I have no experience with Saturable Reactors or Magnetic
Amplifiers. But I have glanced at the theory before, and after your
question I figured I'd take a closer look.
It appears that the "out-of-phase" two-winding connection for
the DC control is mandatory to prevent AC from being induced in the
control side, as you have found. Moreover, doing so only suppresses
the fundamental frequency and odd harmonics thereof. Therefore, the
flow of even-harmonic currents in the control winding is a design issue.

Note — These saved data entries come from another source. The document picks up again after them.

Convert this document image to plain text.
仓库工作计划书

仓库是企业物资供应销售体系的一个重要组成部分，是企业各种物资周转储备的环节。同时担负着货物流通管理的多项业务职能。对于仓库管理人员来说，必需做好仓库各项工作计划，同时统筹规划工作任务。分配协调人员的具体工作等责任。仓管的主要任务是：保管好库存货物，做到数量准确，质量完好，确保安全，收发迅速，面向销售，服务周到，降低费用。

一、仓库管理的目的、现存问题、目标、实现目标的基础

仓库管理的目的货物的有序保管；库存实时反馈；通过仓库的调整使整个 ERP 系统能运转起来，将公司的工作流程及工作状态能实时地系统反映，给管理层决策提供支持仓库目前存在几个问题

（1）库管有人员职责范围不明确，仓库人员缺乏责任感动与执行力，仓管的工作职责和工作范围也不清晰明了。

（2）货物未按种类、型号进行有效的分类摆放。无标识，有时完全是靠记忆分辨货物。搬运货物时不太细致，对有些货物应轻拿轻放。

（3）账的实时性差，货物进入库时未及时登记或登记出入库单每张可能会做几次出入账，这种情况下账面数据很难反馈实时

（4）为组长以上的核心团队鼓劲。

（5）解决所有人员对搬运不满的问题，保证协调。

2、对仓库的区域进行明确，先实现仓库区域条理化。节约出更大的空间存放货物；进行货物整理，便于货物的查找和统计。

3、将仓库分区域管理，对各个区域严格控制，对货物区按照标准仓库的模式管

In fact, there's a distinction between "free-flow even-harmonic
current" and "suppressed even-harmonic current" designs. To suppress
the even harmonics, the DC control circuits impedance should be high
relative to the induced currents. I've seen mention of filtering
chokes in the DC control circuit. I guess the aim would be to achieve
DC control with the lowest DC current, most control wire turns possible?
The correct operation point on the magnetization curve is also
important, as has already been mentioned.

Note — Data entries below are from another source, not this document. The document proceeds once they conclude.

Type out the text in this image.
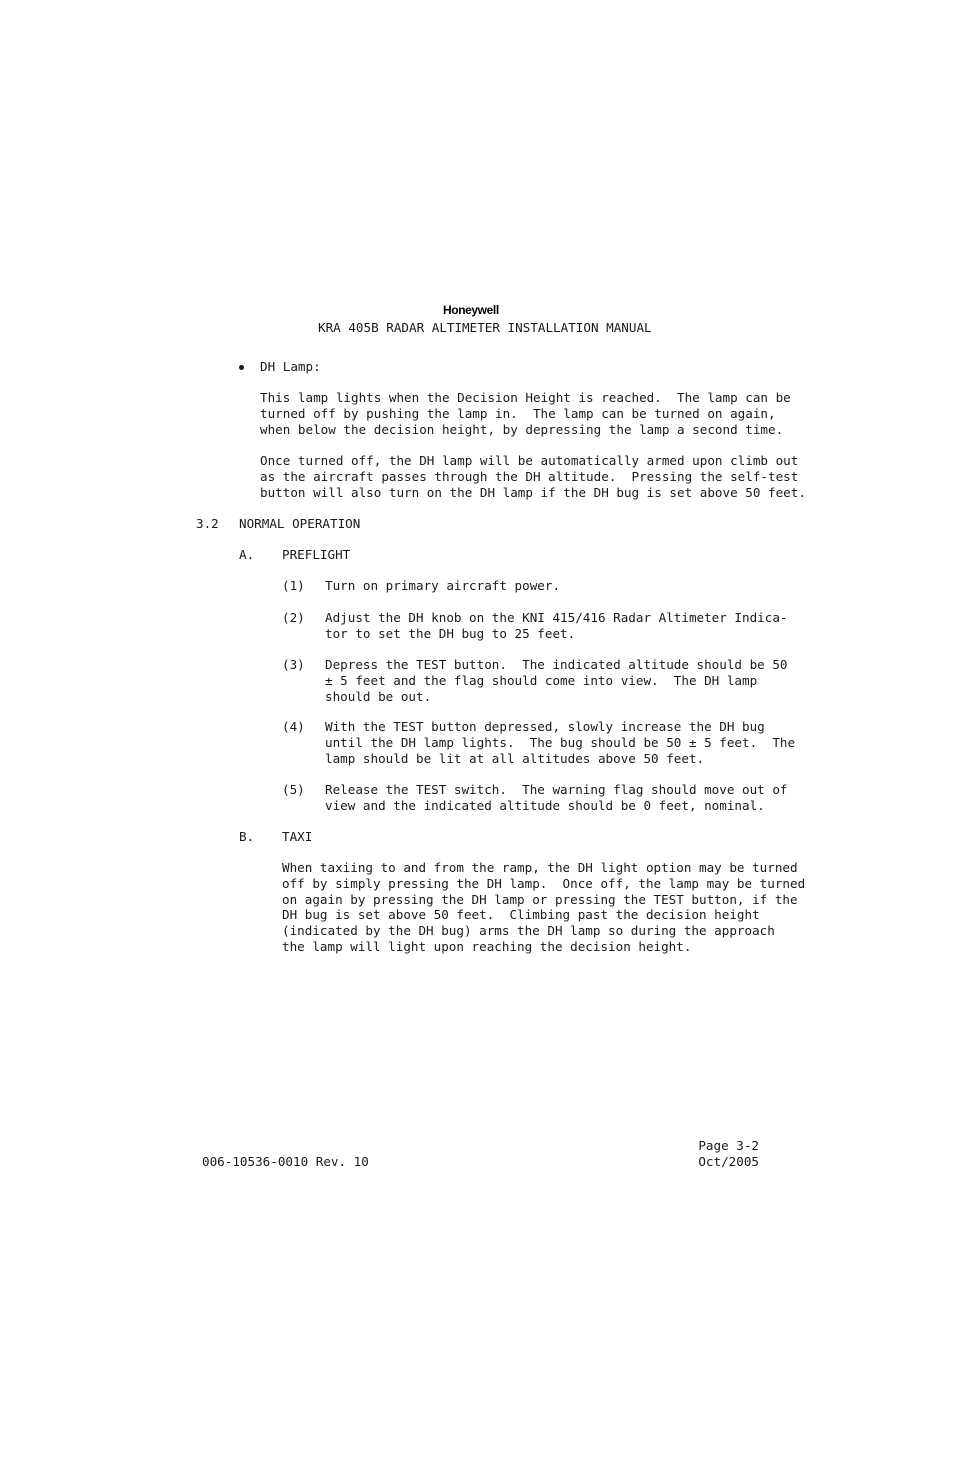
Honeywell
KRA 405B RADAR ALTIMETER INSTALLATION MANUAL
DH Lamp:
This lamp lights when the Decision Height is reached.  The lamp can be
turned off by pushing the lamp in.  The lamp can be turned on again,
when below the decision height, by depressing the lamp a second time.
Once turned off, the DH lamp will be automatically armed upon climb out
as the aircraft passes through the DH altitude.  Pressing the self-test
button will also turn on the DH lamp if the DH bug is set above 50 feet.
3.2 NORMAL OPERATION
A. PREFLIGHT
(1) Turn on primary aircraft power.
(2) Adjust the DH knob on the KNI 415/416 Radar Altimeter Indica-
tor to set the DH bug to 25 feet.
(3) Depress the TEST button.  The indicated altitude should be 50
± 5 feet and the flag should come into view.  The DH lamp
should be out.
(4) With the TEST button depressed, slowly increase the DH bug
until the DH lamp lights.  The bug should be 50 ± 5 feet.  The
lamp should be lit at all altitudes above 50 feet.
(5) Release the TEST switch.  The warning flag should move out of
view and the indicated altitude should be 0 feet, nominal.
B. TAXI
When taxiing to and from the ramp, the DH light option may be turned
off by simply pressing the DH lamp.  Once off, the lamp may be turned
on again by pressing the DH lamp or pressing the TEST button, if the
DH bug is set above 50 feet.  Climbing past the decision height
(indicated by the DH bug) arms the DH lamp so during the approach
the lamp will light upon reaching the decision height.
Page 3-2
006-10536-0010 Rev. 10	Oct/2005
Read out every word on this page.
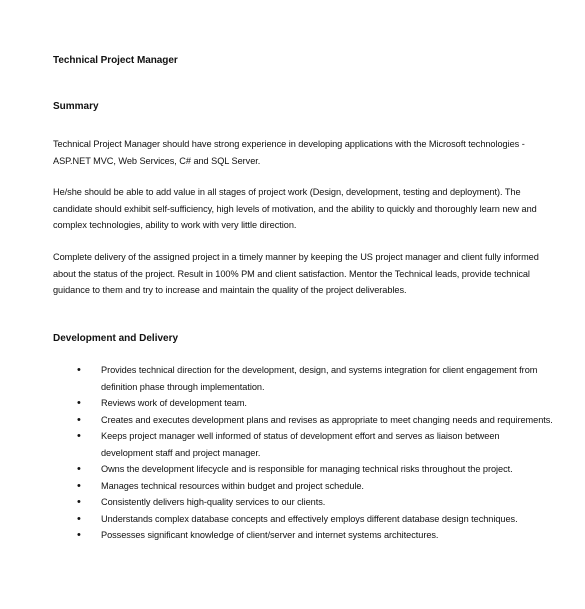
Technical Project Manager
Summary

Technical Project Manager should have strong experience in developing applications with the Microsoft technologies - ASP.NET MVC, Web Services, C# and SQL Server.

He/she should be able to add value in all stages of project work (Design, development, testing and deployment). The candidate should exhibit self-sufficiency, high levels of motivation, and the ability to quickly and thoroughly learn new and complex technologies, ability to work with very little direction.

Complete delivery of the assigned project in a timely manner by keeping the US project manager and client fully informed about the status of the project. Result in 100% PM and client satisfaction. Mentor the Technical leads, provide technical guidance to them and try to increase and maintain the quality of the project deliverables.

Development and Delivery
• Provides technical direction for the development, design, and systems integration for client engagement from definition phase through implementation.
• Reviews work of development team.
• Creates and executes development plans and revises as appropriate to meet changing needs and requirements.
• Keeps project manager well informed of status of development effort and serves as liaison between development staff and project manager.
• Owns the development lifecycle and is responsible for managing technical risks throughout the project.
• Manages technical resources within budget and project schedule.
• Consistently delivers high-quality services to our clients.
• Understands complex database concepts and effectively employs different database design techniques.
• Possesses significant knowledge of client/server and internet systems architectures.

As to two AC ("gate") windings required, I don't see why this
would be necessary. One explanation is that the texts consider a
Saturable Reactor as a single DC winding with a single AC winding.
Magnetic Amplifiers are built using one or more SR's, so a MA built
with two out-of-phase DC windings requires two SR's. This gives the
necessary configuration on the DC side, but you end up with two AC windings.
There are also some distinctions between whether the AC windings
are parallel or series connected. In addition, by putting a half-wave
rectifier in series with each AC winding, but both connected to the
load (the two rectifiers in opposite direction), AC is still run
through the load, but the evil even-harmonic currents are suppressed.
Each winding conducts through half a cycle.
Now for the part where I go off on wild, inexperienced speculation:
It seems to me that the current through the load from an SR/MA
is much like that from an SCR controller, since it's a phase-angle
controller. At a controlled point on the AC wave, the SR goes into
saturation, and current through the load increases. I suppose the
advantages of the SR would be that it could be very simple and very
robust, requiring no tubes or semiconductors to fry (could run off a
car battery). You've also already got the big chunk of iron because
of the ballast. The turn on ramp from the SR might be more gentle
than the sudden commutation of an SCR, so EMI, noise, and di/dt
stresses would be less.
OTOH, SCR controllers are very mature technology, and darn
tough. they can also be very simple to install, particularly a
single-phase, relatively low-voltage/low current application such as
the input to a pig.
-Phil LaBudde